Mukesh Khanna's trajectory is, if anything, even more instructive. His attacks on Raina were themselves widely mocked — the "donkey parade" imagery was treated as unintentional comedy by much of the internet, and his eventual appearance in a commercial with Raina was read as proof that moral outrage in India's entertainment world has a predictably short shelf-life when opportunity presents itself. Whether that reading is fair to Khanna is almost beside the point. The pattern is the story.
What Happens Next
The central question now is whether India's Got Latent Season 2 can separate itself from the shadow of Season 1's implosion, or whether it will lean into it. Early signals suggest the latter: the show's promotional material has not shied away from the controversy, and Raina's own comments in Still Alive suggest he views the chaos as an asset rather than a liability. The Season 2 production upgrade — from local stages to a large theatrical studio — indicates that at minimum, the show arrives with more infrastructure than before.

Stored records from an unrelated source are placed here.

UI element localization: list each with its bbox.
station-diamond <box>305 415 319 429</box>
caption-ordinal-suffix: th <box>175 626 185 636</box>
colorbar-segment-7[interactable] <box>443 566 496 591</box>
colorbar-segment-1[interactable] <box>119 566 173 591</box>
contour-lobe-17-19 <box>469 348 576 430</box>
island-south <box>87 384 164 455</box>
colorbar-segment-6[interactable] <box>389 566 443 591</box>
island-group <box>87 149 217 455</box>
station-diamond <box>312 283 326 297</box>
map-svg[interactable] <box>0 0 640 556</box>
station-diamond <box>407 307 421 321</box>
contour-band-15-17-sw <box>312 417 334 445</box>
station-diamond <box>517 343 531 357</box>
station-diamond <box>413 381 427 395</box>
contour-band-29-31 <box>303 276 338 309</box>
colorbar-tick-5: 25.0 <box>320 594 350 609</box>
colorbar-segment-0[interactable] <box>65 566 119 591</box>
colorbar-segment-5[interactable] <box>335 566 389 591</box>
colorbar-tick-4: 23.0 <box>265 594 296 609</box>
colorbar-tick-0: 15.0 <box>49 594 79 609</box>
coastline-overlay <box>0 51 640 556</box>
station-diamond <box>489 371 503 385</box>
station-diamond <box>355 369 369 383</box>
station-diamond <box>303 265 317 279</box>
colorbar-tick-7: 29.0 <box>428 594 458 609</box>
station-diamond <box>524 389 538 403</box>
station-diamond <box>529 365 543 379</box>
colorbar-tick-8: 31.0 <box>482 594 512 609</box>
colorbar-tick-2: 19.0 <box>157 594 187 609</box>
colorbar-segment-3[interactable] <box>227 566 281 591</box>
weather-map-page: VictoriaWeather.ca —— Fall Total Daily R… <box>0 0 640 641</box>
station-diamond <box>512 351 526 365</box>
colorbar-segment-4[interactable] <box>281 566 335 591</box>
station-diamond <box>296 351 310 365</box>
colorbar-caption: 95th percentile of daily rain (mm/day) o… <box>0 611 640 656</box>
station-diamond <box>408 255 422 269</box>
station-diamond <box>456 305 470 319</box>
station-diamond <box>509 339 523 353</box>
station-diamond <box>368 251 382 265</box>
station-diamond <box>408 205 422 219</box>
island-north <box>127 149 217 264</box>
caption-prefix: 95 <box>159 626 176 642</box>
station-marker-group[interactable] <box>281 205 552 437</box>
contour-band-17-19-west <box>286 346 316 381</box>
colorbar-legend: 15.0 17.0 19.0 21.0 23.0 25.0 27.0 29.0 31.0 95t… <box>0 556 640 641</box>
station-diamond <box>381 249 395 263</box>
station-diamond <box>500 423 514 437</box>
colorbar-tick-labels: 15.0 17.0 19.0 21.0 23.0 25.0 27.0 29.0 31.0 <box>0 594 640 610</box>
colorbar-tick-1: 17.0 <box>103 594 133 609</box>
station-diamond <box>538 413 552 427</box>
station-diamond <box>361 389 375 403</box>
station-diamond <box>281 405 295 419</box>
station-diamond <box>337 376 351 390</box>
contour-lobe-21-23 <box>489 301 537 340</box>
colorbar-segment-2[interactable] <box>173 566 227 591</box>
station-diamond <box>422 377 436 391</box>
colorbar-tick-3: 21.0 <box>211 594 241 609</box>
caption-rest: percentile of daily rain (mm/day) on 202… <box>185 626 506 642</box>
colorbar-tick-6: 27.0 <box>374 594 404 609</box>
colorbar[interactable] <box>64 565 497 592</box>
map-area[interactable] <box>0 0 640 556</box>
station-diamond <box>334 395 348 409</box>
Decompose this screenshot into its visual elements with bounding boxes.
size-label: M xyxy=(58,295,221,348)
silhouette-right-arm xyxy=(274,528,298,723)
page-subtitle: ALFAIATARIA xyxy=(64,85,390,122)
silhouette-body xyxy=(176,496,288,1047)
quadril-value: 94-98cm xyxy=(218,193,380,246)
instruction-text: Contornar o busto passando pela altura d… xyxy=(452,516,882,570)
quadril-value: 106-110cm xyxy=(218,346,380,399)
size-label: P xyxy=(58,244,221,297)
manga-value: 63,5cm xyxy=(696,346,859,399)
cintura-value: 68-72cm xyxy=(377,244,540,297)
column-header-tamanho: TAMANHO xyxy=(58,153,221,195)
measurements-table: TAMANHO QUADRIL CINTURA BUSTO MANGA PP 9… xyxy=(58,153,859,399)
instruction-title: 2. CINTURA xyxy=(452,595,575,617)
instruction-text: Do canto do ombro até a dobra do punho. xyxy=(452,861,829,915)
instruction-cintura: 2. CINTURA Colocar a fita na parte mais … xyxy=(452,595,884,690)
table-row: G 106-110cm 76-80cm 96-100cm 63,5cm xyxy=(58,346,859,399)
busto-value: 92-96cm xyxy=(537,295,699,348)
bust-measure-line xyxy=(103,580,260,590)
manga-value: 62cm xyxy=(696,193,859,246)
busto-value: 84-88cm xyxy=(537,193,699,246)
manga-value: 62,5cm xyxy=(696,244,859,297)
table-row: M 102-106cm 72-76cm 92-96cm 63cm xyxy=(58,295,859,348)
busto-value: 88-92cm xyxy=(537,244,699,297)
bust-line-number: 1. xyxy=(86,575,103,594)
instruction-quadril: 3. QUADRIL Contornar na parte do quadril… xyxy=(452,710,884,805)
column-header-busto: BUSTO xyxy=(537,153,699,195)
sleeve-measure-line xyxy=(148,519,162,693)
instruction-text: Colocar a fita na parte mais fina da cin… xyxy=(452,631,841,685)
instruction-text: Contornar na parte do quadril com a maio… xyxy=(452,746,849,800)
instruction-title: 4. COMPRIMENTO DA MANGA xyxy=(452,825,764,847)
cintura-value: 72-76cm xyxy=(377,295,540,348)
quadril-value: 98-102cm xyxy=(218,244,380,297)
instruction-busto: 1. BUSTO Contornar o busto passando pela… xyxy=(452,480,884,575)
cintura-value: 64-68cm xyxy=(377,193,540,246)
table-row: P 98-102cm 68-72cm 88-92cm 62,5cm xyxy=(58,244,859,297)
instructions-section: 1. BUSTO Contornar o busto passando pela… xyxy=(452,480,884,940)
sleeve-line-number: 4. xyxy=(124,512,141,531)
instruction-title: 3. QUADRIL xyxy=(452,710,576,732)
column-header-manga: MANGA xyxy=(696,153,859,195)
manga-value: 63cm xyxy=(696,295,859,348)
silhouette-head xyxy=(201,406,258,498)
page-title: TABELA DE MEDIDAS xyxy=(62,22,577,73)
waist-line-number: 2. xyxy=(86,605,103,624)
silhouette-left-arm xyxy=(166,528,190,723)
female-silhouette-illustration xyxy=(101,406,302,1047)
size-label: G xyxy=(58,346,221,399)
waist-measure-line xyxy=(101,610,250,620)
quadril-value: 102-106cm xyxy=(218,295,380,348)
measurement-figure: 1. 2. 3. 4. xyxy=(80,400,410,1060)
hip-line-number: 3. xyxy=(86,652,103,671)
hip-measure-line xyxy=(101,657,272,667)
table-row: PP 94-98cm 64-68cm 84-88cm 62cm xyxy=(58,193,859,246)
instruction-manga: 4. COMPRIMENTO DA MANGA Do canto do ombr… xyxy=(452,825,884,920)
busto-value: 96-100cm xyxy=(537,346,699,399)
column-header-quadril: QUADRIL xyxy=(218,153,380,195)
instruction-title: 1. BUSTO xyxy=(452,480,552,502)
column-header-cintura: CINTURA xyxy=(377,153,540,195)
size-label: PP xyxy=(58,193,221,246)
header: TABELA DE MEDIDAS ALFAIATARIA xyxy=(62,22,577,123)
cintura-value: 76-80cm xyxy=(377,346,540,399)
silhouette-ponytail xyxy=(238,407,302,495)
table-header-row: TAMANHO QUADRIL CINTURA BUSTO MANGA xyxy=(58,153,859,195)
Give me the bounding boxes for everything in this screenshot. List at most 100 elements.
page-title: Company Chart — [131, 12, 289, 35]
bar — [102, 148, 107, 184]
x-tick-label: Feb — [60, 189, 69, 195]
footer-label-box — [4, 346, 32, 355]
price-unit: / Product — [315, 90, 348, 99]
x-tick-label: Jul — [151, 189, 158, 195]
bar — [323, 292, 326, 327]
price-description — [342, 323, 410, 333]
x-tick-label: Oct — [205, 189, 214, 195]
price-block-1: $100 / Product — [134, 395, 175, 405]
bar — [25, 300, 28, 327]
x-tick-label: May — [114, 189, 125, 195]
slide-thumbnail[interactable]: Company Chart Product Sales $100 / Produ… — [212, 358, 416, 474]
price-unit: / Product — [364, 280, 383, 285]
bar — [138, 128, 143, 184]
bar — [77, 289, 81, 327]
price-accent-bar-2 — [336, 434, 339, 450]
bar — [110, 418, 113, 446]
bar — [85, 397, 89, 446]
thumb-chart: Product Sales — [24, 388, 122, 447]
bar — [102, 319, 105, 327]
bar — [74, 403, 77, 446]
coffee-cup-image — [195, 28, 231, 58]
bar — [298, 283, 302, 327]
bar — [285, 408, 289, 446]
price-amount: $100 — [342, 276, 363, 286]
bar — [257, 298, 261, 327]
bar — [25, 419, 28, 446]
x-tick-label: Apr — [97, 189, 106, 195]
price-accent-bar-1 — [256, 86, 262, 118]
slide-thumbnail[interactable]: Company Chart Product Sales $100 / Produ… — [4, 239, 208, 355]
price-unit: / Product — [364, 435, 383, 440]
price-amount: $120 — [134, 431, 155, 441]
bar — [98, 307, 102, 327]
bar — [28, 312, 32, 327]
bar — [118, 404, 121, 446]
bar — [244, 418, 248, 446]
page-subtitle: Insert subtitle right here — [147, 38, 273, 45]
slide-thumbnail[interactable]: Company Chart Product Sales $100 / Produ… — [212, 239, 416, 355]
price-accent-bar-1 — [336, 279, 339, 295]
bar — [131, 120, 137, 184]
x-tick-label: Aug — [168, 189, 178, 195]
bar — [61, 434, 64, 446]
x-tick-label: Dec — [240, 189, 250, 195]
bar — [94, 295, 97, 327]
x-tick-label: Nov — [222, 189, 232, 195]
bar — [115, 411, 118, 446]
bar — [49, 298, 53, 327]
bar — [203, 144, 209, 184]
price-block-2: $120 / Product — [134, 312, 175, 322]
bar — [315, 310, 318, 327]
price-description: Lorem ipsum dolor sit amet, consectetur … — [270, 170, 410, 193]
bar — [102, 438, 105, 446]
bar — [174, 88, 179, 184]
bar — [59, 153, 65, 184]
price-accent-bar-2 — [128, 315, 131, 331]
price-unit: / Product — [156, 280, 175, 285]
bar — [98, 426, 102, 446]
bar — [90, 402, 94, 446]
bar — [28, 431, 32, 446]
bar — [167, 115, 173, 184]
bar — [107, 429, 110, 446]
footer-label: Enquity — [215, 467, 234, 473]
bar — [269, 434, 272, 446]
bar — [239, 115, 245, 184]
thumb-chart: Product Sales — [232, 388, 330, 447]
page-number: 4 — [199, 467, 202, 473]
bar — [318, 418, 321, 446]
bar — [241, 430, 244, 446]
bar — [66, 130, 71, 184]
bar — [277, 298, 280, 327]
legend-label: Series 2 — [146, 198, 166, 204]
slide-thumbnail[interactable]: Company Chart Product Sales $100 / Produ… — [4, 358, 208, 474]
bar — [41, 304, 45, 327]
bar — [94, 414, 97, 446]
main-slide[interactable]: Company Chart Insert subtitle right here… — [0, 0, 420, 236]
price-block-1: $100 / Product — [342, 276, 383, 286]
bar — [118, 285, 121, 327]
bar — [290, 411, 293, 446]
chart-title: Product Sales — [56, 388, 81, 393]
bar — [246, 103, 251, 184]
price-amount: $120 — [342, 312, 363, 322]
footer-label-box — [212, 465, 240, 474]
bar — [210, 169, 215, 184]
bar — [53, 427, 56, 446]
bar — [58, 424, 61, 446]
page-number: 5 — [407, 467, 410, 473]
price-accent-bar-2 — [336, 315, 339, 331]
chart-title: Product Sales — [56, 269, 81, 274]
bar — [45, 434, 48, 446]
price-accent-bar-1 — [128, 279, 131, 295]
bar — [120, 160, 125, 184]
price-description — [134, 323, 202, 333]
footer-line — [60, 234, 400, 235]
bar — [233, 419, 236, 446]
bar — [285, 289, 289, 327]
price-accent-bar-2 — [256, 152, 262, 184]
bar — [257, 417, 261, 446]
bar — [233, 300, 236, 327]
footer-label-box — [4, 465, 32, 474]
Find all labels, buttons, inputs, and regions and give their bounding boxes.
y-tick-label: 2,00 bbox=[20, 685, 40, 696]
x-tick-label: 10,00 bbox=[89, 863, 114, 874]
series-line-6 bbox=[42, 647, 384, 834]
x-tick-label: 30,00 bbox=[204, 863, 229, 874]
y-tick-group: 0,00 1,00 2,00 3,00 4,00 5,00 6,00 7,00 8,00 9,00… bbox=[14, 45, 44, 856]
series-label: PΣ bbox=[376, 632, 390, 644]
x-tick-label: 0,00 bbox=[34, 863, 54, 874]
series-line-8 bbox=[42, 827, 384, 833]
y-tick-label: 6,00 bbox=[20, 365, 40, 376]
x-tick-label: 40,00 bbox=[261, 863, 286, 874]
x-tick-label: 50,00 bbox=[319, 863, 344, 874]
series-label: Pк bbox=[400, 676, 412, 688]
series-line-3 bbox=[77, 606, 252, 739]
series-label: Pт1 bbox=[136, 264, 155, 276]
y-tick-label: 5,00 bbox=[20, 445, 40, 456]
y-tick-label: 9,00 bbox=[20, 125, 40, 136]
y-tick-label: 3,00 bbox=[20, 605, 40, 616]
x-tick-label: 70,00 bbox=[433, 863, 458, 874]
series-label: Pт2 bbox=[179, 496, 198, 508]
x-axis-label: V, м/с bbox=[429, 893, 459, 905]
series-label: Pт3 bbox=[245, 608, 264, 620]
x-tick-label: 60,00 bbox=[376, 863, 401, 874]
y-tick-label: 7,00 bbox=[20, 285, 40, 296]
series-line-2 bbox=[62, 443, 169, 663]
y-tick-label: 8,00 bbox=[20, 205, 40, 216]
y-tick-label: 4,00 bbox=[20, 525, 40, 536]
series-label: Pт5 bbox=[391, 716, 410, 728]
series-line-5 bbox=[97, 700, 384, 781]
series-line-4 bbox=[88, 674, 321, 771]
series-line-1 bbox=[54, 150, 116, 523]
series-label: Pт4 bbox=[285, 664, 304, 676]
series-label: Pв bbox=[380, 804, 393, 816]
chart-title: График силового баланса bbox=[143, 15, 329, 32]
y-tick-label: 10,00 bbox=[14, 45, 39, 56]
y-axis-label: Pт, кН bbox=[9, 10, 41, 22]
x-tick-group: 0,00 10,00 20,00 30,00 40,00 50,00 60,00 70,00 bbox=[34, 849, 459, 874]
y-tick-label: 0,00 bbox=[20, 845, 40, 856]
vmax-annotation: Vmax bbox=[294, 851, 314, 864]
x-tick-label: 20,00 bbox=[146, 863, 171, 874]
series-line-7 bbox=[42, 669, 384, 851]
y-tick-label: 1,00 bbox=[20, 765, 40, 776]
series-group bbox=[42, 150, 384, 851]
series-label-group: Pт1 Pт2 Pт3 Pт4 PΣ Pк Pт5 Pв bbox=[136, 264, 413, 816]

The Netflix partnership, however, introduces a new variable. YouTube's content moderation and Netflix's standards are not identical, and the addition of a major global platform as co-distributor will inevitably place fresh constraints on the kind of unfiltered content that made IGL famous in the first place. Whether Raina can maintain the show's anarchic energy within those parameters is the genuine creative challenge of Season 2 — and one that no amount of controversy management can resolve for him in advance.
As for Mukesh Khanna and Samay Raina: neither has spoken about what the commercial actually means. Perhaps that silence is the most honest statement either could make. In an industry where opinions travel faster than consequences, a shared frame is sometimes the loudest declaration of all.